Я помню зубы В. Ноговицына — коричневые, как кора, от чая. Чай он пил без сахара и последний чайник ставил за полночь. Горела настольная лампа, стояли ночные часы.
Кора горчит, но все равно
Мы пьём древесное вино.
И то, что он говорил и делал, было не сразу понятно, потому что он один был истинным слугой поэзии. Мы все, как школьники, хотели ее обхитрить, себя пожалеть, и только он ею жил. И эта жизнь, вызывавшая даже раздражение, вдруг надоумила меня, когда пошла другая стихия, закончившаяся, как к положено было тогда, допросами в КГБ, общественным процессом и черт знает чем.
Но это было позже.
А начинался филфак со смерти. Висела траурная газета, посвященная аспиранту, умершему от разрыва сердца. Потом будем хоронить другого талантливого парня, погибшего в деревне. Потом повесится преподаватель, а другой — выбросится в окно... А Коля Т. взял и порезал себе вены. Я помню серую общежитскую простыню в коричневых полосах крови и чувство ужаса и солидарности, с которым ложился в нее. И так все 5 лет тень смерти, как единственной реальности, стояла над нами в нереальном, фальшивом, напридуманном мире.

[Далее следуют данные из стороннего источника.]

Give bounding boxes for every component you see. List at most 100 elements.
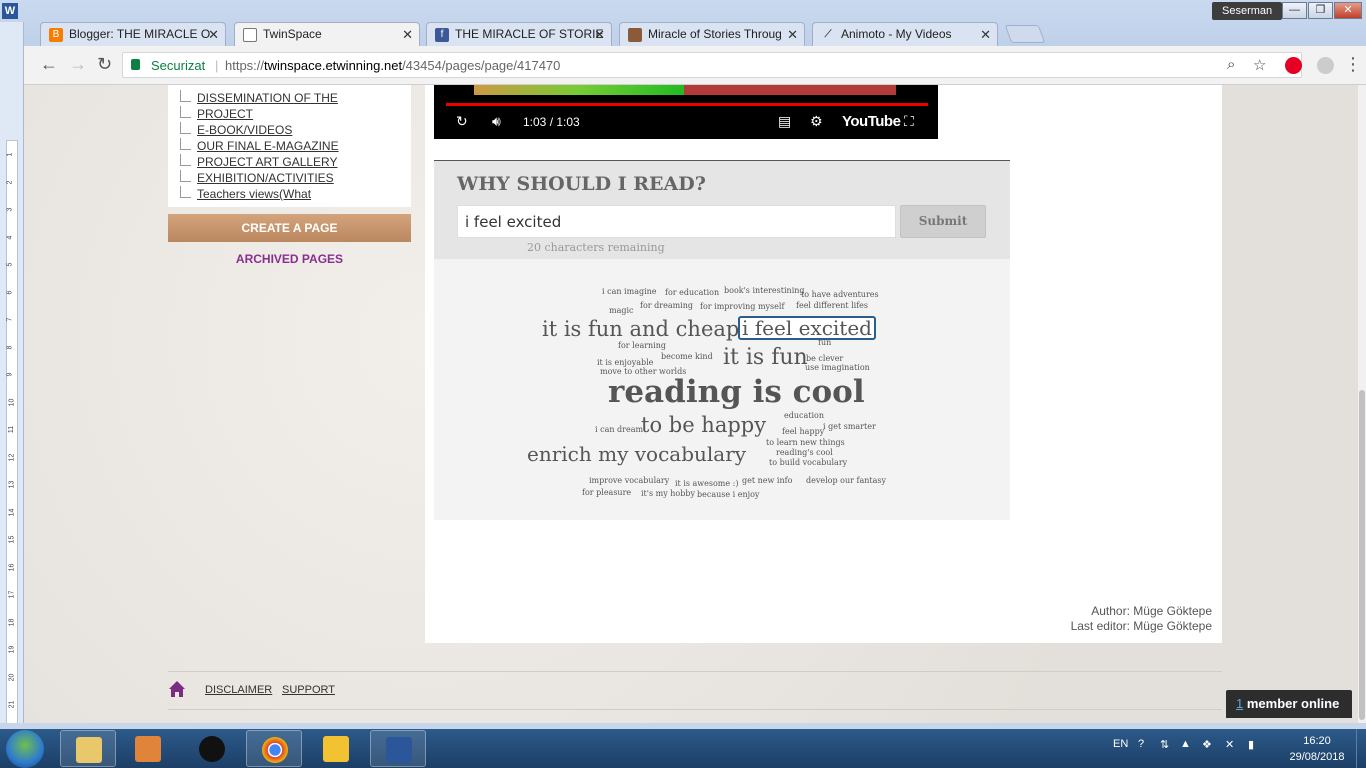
address-bar[interactable]: Securizat | https://twinspace.etwinning.… — [122, 52, 1302, 78]
cloud-word: it is fun and cheap — [542, 317, 740, 341]
volume-icon[interactable]: 🔊︎ — [492, 113, 501, 130]
captions-icon[interactable]: ▤ — [778, 113, 791, 130]
tab-label: Miracle of Stories Throug — [648, 27, 782, 41]
taskbar-app[interactable] — [308, 730, 364, 767]
poll-answer-input[interactable] — [457, 205, 896, 238]
home-icon[interactable] — [168, 680, 186, 698]
video-frame — [474, 85, 684, 95]
start-button[interactable] — [6, 730, 44, 768]
media-player-icon — [135, 736, 161, 762]
support-link[interactable]: SUPPORT — [282, 684, 335, 696]
cloud-word: develop our fantasy — [806, 476, 886, 485]
close-tab-icon[interactable]: ✕ — [594, 23, 605, 46]
cloud-word: use imagination — [805, 363, 870, 372]
video-time: 1:03 / 1:03 — [523, 115, 580, 129]
tab-animoto[interactable]: ⟋ Animoto - My Videos ✕ — [812, 22, 998, 46]
close-tab-icon[interactable]: ✕ — [980, 23, 991, 46]
sidebar-item-dissemination[interactable]: DISSEMINATION OF THE — [178, 90, 411, 106]
secure-label: Securizat — [151, 58, 206, 73]
main-content: ↻ 🔊︎ 1:03 / 1:03 ▤ ⚙ YouTube ⛶ WHY SHOUL… — [425, 85, 1222, 643]
settings-gear-icon[interactable]: ⚙ — [810, 113, 823, 130]
cloud-word: to learn new things — [766, 438, 845, 447]
ruler-number: 6 — [6, 290, 14, 294]
replay-icon[interactable]: ↻ — [456, 113, 468, 130]
create-page-button[interactable]: CREATE A PAGE — [168, 214, 411, 242]
user-badge[interactable]: Seserman — [1212, 2, 1283, 20]
close-window-button[interactable]: ✕ — [1334, 2, 1362, 19]
cloud-word: for pleasure — [582, 488, 632, 497]
facebook-icon: f — [435, 28, 449, 42]
fullscreen-icon[interactable]: ⛶ — [904, 113, 914, 130]
cloud-word: reading is cool — [608, 374, 865, 410]
taskbar-chrome[interactable] — [246, 730, 302, 767]
sidebar-item-art-gallery[interactable]: PROJECT ART GALLERY — [178, 154, 411, 170]
show-hidden-icons-icon[interactable]: ▲ — [1180, 738, 1191, 750]
ruler-number: 2 — [6, 180, 14, 184]
cloud-word: for education — [665, 288, 720, 297]
dropbox-icon[interactable]: ❖ — [1202, 738, 1212, 751]
help-icon[interactable]: ? — [1138, 738, 1144, 750]
bookmark-star-icon[interactable]: ☆ — [1253, 56, 1266, 74]
video-progress-bar[interactable] — [446, 103, 928, 106]
footer-divider — [168, 709, 1222, 710]
windows-taskbar: EN ? ⇅ ▲ ❖ ✕ ▮ 16:20 29/08/2018 — [0, 729, 1366, 768]
disclaimer-link[interactable]: DISCLAIMER — [205, 684, 272, 696]
cloud-word: for learning — [618, 341, 667, 350]
page-viewport: DISSEMINATION OF THE PROJECT E-BOOK/VIDE… — [24, 85, 1359, 723]
zoom-icon[interactable]: ⌕ — [1227, 56, 1235, 73]
cloud-word: it is enjoyable — [597, 358, 654, 367]
cloud-word: i get smarter — [823, 422, 876, 431]
ruler-number: 4 — [6, 235, 14, 239]
close-tab-icon[interactable]: ✕ — [402, 23, 413, 46]
extension-icon[interactable] — [1317, 57, 1334, 74]
show-desktop-button[interactable] — [1356, 729, 1366, 768]
tab-blogger[interactable]: B Blogger: THE MIRACLE O ✕ — [40, 22, 226, 46]
ruler-number: 9 — [6, 372, 14, 377]
reload-icon[interactable]: ↻ — [97, 54, 112, 75]
ruler-number: 20 — [8, 673, 16, 681]
last-editor-label: Last editor: Müge Göktepe — [1070, 619, 1212, 633]
power-icon[interactable]: ▮ — [1248, 738, 1254, 751]
system-clock[interactable]: 16:20 29/08/2018 — [1282, 733, 1352, 765]
taskbar-word[interactable] — [370, 730, 426, 767]
cloud-word: for improving myself — [700, 302, 785, 311]
tab-miracle-stories[interactable]: Miracle of Stories Throug ✕ — [619, 22, 805, 46]
cloud-word: enrich my vocabulary — [527, 442, 747, 466]
blogger-icon: B — [49, 28, 63, 42]
taskbar-hp[interactable] — [184, 730, 240, 767]
ruler-number: 3 — [6, 207, 14, 212]
members-online-button[interactable]: 1 member online — [1226, 690, 1352, 718]
tray-app-icon[interactable]: ✕ — [1225, 738, 1234, 751]
tab-twinspace[interactable]: TwinSpace ✕ — [234, 22, 420, 46]
forward-icon[interactable]: → — [69, 54, 87, 75]
new-tab-button[interactable] — [1004, 25, 1046, 43]
sidebar-item-dissemination-cont[interactable]: PROJECT — [178, 106, 411, 122]
sidebar-item-teachers-views[interactable]: Teachers views(What — [178, 186, 411, 202]
taskbar-media-player[interactable] — [120, 730, 176, 767]
back-icon[interactable]: ← — [40, 54, 58, 75]
menu-icon[interactable]: ⋮ — [1344, 54, 1362, 75]
pinterest-icon[interactable] — [1285, 57, 1302, 74]
sidebar-item-ebook-videos[interactable]: E-BOOK/VIDEOS — [178, 122, 411, 138]
submit-button[interactable]: Submit — [900, 205, 986, 238]
youtube-logo[interactable]: YouTube — [842, 113, 901, 130]
tab-facebook[interactable]: f THE MIRACLE OF STORIE ✕ — [426, 22, 612, 46]
lightning-app-icon — [323, 736, 349, 762]
network-icon[interactable]: ⇅ — [1160, 738, 1169, 751]
animoto-icon: ⟋ — [824, 29, 832, 40]
close-tab-icon[interactable]: ✕ — [787, 23, 798, 46]
language-indicator[interactable]: EN — [1113, 738, 1128, 750]
restore-button[interactable]: ❐ — [1308, 2, 1333, 19]
word-cloud: i can imagine for education book's inter… — [434, 259, 1010, 520]
sidebar-item-final-emagazine[interactable]: OUR FINAL E-MAGAZINE — [178, 138, 411, 154]
archived-pages-link[interactable]: ARCHIVED PAGES — [168, 252, 411, 266]
scrollbar-thumb[interactable] — [1359, 390, 1365, 720]
taskbar-explorer[interactable] — [60, 730, 116, 767]
close-tab-icon[interactable]: ✕ — [208, 23, 219, 46]
cloud-word: to be happy — [641, 413, 767, 437]
youtube-player[interactable]: ↻ 🔊︎ 1:03 / 1:03 ▤ ⚙ YouTube ⛶ — [434, 85, 938, 139]
chrome-icon — [262, 737, 288, 763]
minimize-button[interactable]: — — [1282, 2, 1307, 19]
sidebar-item-exhibition[interactable]: EXHIBITION/ACTIVITIES — [178, 170, 411, 186]
ruler-number: 12 — [8, 453, 16, 461]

Второй реальностью была поэзия. Она никак не поддавалась железным челюстям системы — скорее всего проскакивала между затворами зубов.
Какая-нибудь строка «цвели бы липы в нем подряд, гуськом, в затылок» давала столько жизненного эликсира, что его хватало, чтоб протянуть в безжизненной пустыне. Хотя поэтические вечеринки могли закончиться «ночью грачьей» за горой испорченных листков, на которых мы пытались в три дома провести воду, тепло и канализацию так, чтобы трубы не пересекались...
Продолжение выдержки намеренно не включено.